Question

2 C4H10 + 13O2 -------> 8CO2 + 10H2O

Answer 1

Answer:

A. 2 : 13

B. 10 : 13

C. 10 moles of water, H₂O.

D. 2 moles of butane, C₄H₁₀

E. 116 g of butane, C₄H₁₀

F. 13 moles of oxygen, O₂

G. 416 g of oxygen, O₂

Explanation:

The equation for the reaction is given below:

2C₄H₁₀ + 13O₂ —> 8CO₂ + 10H₂O

A. Determination of the mole ratio between butane and oxygen gas.

Mole of butane, C₄H₁₀ = 2 moles

Mole of oxygen, O₂ = 13 moles

Mole ratio of butane and oxygen = 2 : 13

B. Determination of the mole ratio between water and oxygen gas

Mole of the water, H₂O = 10 moles

Mole of oxygen, O₂ = 13 moles

Mole ratio of water and oxygen = 10 : 13

C. Determination of the moles of water formed.

From the balanced equation above,

10 moles water, H₂O were produced.

D. Determination of the moles of butane burned.

From the balanced equation above,

2 moles of butane, C₄H₁₀ were burned.

E. Determination of the mass of butane burned.

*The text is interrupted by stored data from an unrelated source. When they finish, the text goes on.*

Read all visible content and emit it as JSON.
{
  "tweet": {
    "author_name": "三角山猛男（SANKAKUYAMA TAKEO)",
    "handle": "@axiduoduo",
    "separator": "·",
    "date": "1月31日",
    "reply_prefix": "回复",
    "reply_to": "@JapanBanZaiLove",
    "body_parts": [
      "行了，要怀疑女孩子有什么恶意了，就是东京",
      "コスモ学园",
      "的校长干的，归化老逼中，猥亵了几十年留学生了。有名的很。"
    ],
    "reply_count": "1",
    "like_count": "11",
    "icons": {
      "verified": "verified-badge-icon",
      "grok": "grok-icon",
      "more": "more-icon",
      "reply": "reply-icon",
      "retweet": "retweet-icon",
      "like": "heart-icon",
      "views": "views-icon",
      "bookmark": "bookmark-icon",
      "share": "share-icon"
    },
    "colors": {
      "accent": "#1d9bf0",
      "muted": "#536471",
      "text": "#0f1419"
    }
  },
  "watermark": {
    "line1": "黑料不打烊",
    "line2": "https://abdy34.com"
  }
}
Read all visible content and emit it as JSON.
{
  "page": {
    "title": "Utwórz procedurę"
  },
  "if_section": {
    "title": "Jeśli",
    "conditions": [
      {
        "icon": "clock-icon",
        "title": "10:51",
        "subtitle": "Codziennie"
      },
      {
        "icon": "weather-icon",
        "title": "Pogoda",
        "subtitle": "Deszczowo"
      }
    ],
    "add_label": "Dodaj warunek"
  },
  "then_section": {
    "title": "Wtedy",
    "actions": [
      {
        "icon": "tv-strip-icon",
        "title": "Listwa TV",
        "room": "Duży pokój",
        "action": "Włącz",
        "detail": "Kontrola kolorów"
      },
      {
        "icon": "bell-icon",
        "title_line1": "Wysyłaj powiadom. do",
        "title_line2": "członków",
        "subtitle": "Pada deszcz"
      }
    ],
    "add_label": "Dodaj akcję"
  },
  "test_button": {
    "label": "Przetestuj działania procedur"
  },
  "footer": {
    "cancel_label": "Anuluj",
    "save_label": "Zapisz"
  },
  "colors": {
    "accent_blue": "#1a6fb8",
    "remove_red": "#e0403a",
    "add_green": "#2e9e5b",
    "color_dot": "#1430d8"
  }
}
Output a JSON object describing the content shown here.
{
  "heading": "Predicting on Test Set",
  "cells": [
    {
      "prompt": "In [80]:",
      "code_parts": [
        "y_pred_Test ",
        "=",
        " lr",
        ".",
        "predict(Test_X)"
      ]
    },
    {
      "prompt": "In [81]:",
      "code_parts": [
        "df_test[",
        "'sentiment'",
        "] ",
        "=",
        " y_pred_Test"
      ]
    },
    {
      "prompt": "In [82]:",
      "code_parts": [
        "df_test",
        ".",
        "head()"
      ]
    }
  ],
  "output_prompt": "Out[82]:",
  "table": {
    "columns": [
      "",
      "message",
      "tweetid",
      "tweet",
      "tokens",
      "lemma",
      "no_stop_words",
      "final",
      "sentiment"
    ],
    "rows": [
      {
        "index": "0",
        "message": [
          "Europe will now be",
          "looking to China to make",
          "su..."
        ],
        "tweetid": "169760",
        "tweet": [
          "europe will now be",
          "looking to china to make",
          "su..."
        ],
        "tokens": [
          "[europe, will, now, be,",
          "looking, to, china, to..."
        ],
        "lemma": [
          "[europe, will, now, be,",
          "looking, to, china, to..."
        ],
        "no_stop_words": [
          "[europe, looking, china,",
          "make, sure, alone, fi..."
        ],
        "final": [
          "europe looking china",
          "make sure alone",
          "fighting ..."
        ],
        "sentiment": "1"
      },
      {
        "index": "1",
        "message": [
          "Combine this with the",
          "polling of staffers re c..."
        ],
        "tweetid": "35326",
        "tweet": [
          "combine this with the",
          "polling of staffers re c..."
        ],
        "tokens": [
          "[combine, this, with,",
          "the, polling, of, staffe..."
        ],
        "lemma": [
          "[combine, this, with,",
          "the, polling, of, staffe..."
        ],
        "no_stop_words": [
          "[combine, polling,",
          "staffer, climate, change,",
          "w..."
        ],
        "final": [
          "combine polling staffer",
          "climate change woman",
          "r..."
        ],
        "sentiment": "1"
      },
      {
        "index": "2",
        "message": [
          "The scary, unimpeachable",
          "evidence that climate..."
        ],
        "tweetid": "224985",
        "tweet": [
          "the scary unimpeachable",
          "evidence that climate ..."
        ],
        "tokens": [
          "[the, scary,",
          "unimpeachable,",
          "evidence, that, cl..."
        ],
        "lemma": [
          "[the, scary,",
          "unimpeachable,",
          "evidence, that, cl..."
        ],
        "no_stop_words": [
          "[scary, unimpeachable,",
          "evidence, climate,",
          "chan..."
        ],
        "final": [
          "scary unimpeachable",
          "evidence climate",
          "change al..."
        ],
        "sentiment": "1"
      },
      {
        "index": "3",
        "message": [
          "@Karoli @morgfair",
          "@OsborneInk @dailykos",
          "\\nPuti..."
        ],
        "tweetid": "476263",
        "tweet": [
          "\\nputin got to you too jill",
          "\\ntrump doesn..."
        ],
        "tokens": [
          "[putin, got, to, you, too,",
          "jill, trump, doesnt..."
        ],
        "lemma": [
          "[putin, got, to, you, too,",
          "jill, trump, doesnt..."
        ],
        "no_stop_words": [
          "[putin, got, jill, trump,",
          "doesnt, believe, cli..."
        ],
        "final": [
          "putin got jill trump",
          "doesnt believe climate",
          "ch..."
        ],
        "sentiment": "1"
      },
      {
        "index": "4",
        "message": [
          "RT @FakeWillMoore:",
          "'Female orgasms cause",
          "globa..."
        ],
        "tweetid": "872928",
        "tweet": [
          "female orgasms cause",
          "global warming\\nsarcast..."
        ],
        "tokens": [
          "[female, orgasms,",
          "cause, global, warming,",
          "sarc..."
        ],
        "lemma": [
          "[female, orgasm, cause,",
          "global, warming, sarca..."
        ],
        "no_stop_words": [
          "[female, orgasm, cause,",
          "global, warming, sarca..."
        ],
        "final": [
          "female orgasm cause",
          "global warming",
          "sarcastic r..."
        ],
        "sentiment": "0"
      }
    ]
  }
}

Molar mass of C₄H₁₀ = (12×4) + (10×1)

= 48 + 10 = 58 g/mol

Mole of C₄H₁₀ = 2 moles

Mass of C₄H₁₀ =?

Mass = mole × molar mass

Mass of C₄H₁₀ = 2 × 58

Mass of C₄H₁₀ = 116 g

Thus, 116 g of butane, C₄H₁₀ were burned.

F. Determination of the number of mole of oxygen used.

From the balanced equation above,

13 moles of oxygen, O₂ were used.

G. Determination of the mass of oxygen used.

Molar mass of O₂ = 2 × 16 = 32 g/mol

Mole of O₂ = 13 moles

Mass of O₂ =?

Mass = mole × molar mass

Mass of O₂ = 13 × 32

Mass of O₂ = 416 g

Thus, 416 g of oxygen, O₂ were used.